The COVID risk is keeping Lisa Murkowski away from the White House.

“We all make our own decisions, but I just came from yet another COVID test, I’ve had my nose hosed so many times because I’m going to Alaska tomorrow and we just had doubling of our cases,” Murkowski said. “I don’t want to be bringing back anything nasty from here.”

She even took on the role of presiding officer, managing the final floor actions, as her colleagues piled onto buses to head to the White House.

The White House announced ahead of the ceremony that the seated audience would be socially distanced and that masks would be required for all those in attendance, public health best practices that were notably absent from the nomination announcement.

Dueling masks

Some senators showed their support and opposition to the nomination with judicial themed masks.

Sens. Mazie K. Hirono, Amy Klobuchar and other Democrats have been sporting Ruth Bader Ginsburg masks, with her likeness and her dissent collars, for weeks.

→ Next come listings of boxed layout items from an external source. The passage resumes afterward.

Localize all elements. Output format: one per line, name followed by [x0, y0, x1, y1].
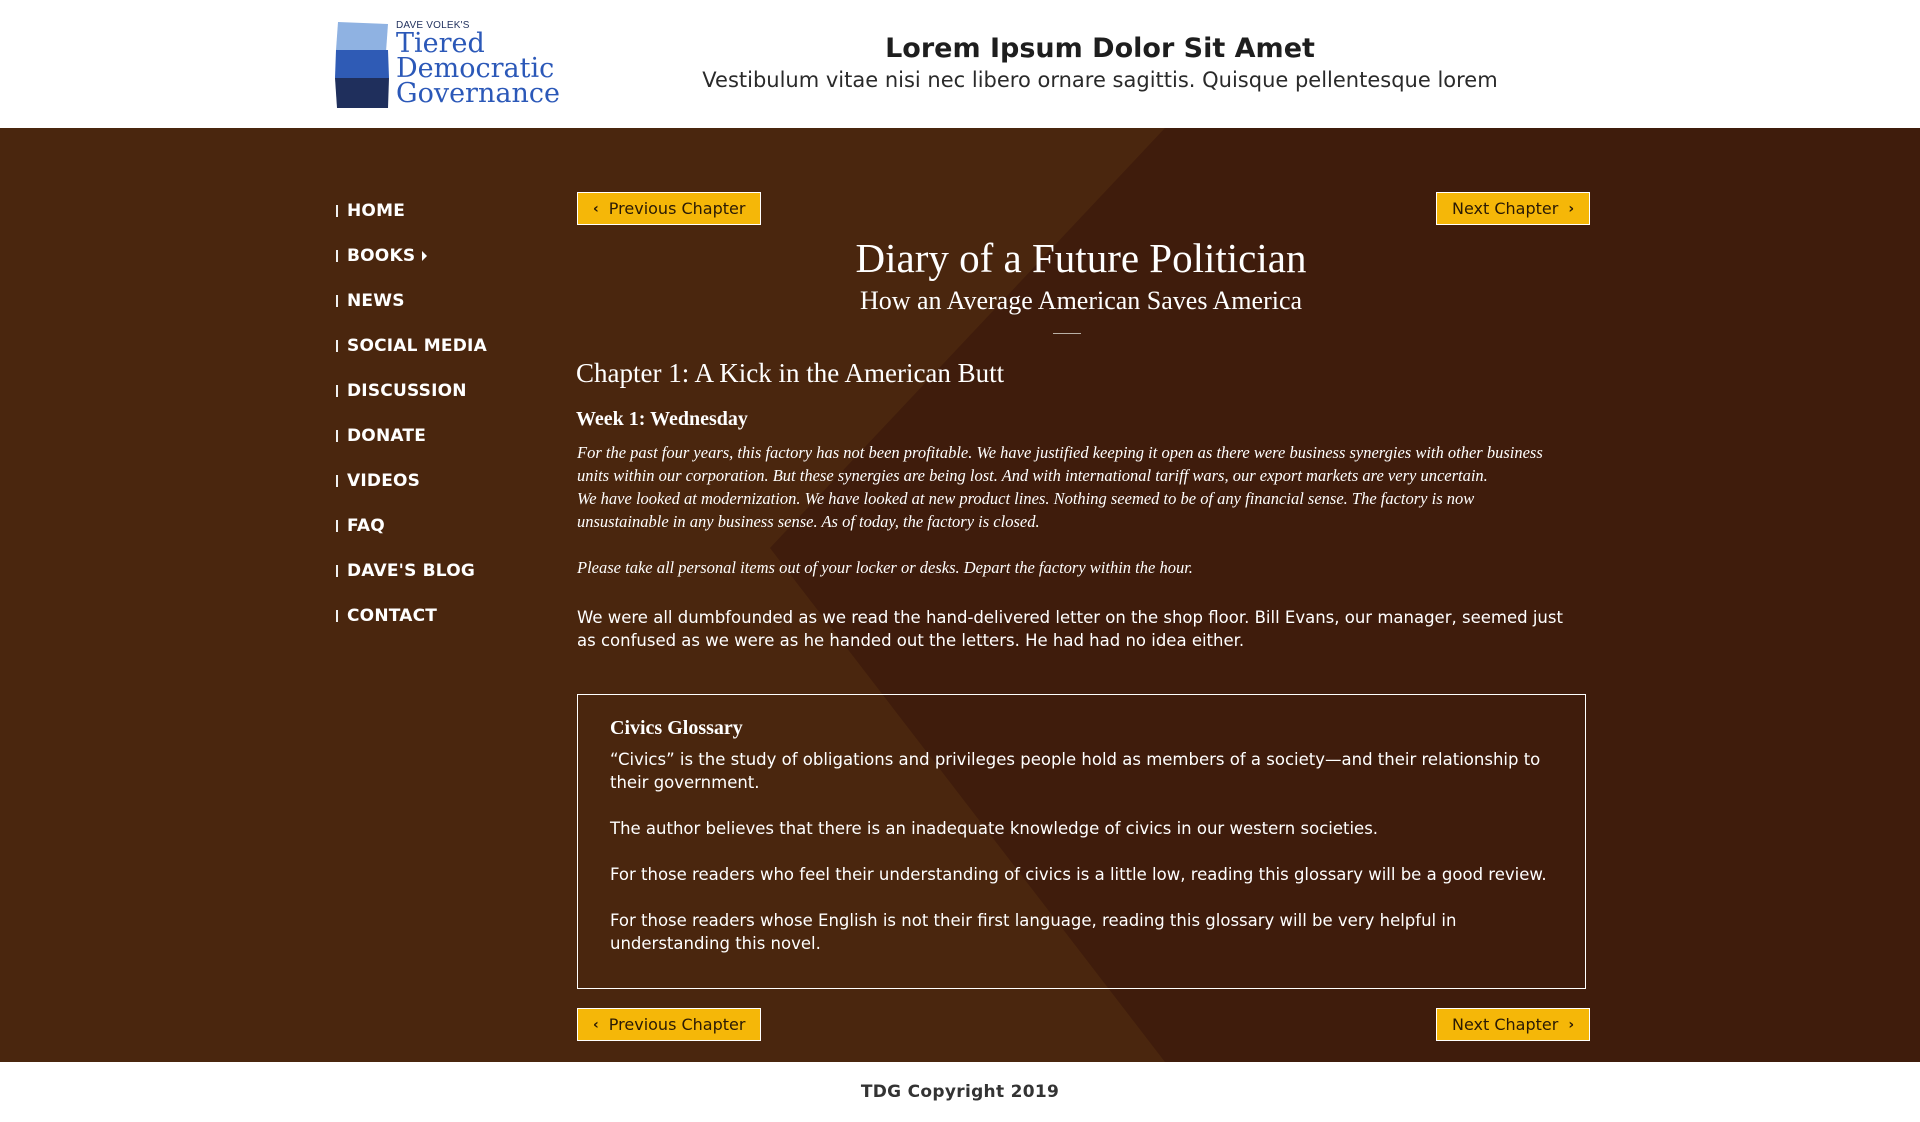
next-chapter-button-bottom[interactable] [1436, 1008, 1590, 1041]
glossary-paragraph: For those readers whose English is not their first language, reading this glossary will be very helpful in understanding this novel. [610, 911, 1457, 953]
nav-item-daves-blog[interactable] [336, 548, 536, 593]
letter-line: We have looked at modernization. We have looked at new product lines. Nothing seemed to be of any financial sense. The factory is now [577, 489, 1475, 508]
site-logo[interactable] [334, 20, 584, 110]
title-divider [1053, 333, 1081, 334]
sidebar-nav [336, 188, 536, 638]
factory-letter [577, 441, 1577, 579]
site-header [0, 0, 1920, 128]
previous-chapter-label: Previous Chapter [608, 199, 746, 218]
nav-bullet [336, 385, 338, 397]
letter-line: units within our corporation. But these synergies are being lost. And with international tariff wars, our export markets are very uncertain. [577, 466, 1488, 485]
nav-bullet [336, 475, 338, 487]
week-heading: Week 1: Wednesday [576, 408, 748, 430]
nav-bullet [336, 610, 338, 622]
letter-line: Please take all personal items out of your locker or desks. Depart the factory within the hour. [577, 558, 1193, 577]
nav-item-home[interactable] [336, 188, 536, 233]
logo-line-1: Tiered [396, 28, 485, 59]
chapter-title: Chapter 1: A Kick in the American Butt [576, 358, 1005, 388]
next-chapter-label: Next Chapter [1452, 199, 1559, 218]
nav-item-label: DONATE [347, 425, 427, 446]
nav-item-label: HOME [347, 200, 406, 221]
nav-item-label: DAVE'S BLOG [347, 560, 476, 581]
nav-bullet [336, 205, 338, 217]
nav-bullet [336, 250, 338, 262]
glossary-paragraph: “Civics” is the study of obligations and privileges people hold as members of a society—and their relationship to their government. [610, 750, 1541, 792]
nav-item-label: BOOKS [347, 245, 416, 266]
book-subtitle: How an Average American Saves America [859, 286, 1303, 315]
nav-item-label: FAQ [347, 515, 385, 536]
glossary-paragraph: For those readers who feel their understanding of civics is a little low, reading this glossary will be a good review. [610, 865, 1547, 884]
next-chapter-label: Next Chapter [1452, 1015, 1559, 1034]
header-title: Lorem Ipsum Dolor Sit Amet [885, 33, 1315, 64]
nav-item-label: SOCIAL MEDIA [347, 335, 487, 356]
site-footer [0, 1062, 1920, 1122]
nav-item-label: VIDEOS [347, 470, 421, 491]
nav-bullet [336, 430, 338, 442]
nav-item-contact[interactable] [336, 593, 536, 638]
nav-bullet [336, 565, 338, 577]
nav-item-videos[interactable] [336, 458, 536, 503]
next-chapter-button-top[interactable] [1436, 192, 1590, 225]
letter-spacer [577, 533, 1577, 556]
nav-item-news[interactable] [336, 278, 536, 323]
header-subtitle: Vestibulum vitae nisi nec libero ornare sagittis. Quisque pellentesque lorem [702, 68, 1498, 92]
chevron-left-icon: ‹ [593, 1016, 599, 1033]
logo-line-3: Governance [396, 78, 560, 109]
copyright-text: TDG Copyright 2019 [860, 1082, 1060, 1102]
logo-stack-icon [334, 22, 390, 108]
glossary-title: Civics Glossary [610, 717, 743, 739]
nav-item-discussion[interactable] [336, 368, 536, 413]
nav-item-faq[interactable] [336, 503, 536, 548]
previous-chapter-label: Previous Chapter [608, 1015, 746, 1034]
nav-item-label: CONTACT [347, 605, 438, 626]
chevron-right-icon: › [1568, 200, 1575, 217]
chevron-left-icon: ‹ [593, 200, 599, 217]
logo-wordmark [396, 20, 560, 109]
chevron-right-icon: › [1568, 1016, 1575, 1033]
caret-right-icon [422, 251, 427, 261]
civics-glossary-box [577, 694, 1586, 989]
logo-author: DAVE VOLEK'S [396, 20, 470, 31]
nav-bullet [336, 520, 338, 532]
nav-item-social-media[interactable] [336, 323, 536, 368]
nav-item-label: DISCUSSION [347, 380, 467, 401]
nav-item-label: NEWS [347, 290, 405, 311]
narrative-paragraph: We were all dumbfounded as we read the hand-delivered letter on the shop floor. Bill Evans, our manager, seemed just as confused as we were as he handed out the letters. He had had no idea either. [577, 608, 1563, 650]
glossary-paragraph: The author believes that there is an inadequate knowledge of civics in our western societies. [610, 819, 1379, 838]
previous-chapter-button-bottom[interactable] [577, 1008, 761, 1041]
book-title: Diary of a Future Politician [855, 235, 1307, 281]
letter-line: unsustainable in any business sense. As of today, the factory is closed. [577, 512, 1040, 531]
nav-item-books[interactable] [336, 233, 536, 278]
nav-bullet [336, 295, 338, 307]
previous-chapter-button-top[interactable] [577, 192, 761, 225]
letter-line: For the past four years, this factory has not been profitable. We have justified keeping it open as there were business synergies with other business [577, 443, 1543, 462]
nav-item-donate[interactable] [336, 413, 536, 458]
nav-bullet [336, 340, 338, 352]
logo-line-2: Democratic [396, 53, 555, 84]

Barrett takes the seat once held by the liberal icon, who died last month.

They wore the masks at the confirmation hearings and at the press conference while they protested the committee vote. But during the weekend sessions and Monday’s vote, Republicans showed up with their own Amy Coney Barrett masks.

Todd Young said one of his staffers found one for him online that had the nominee’s name in large letters, and Marsha Blackburn sported a “Grin and Barrett” mask, showing her support.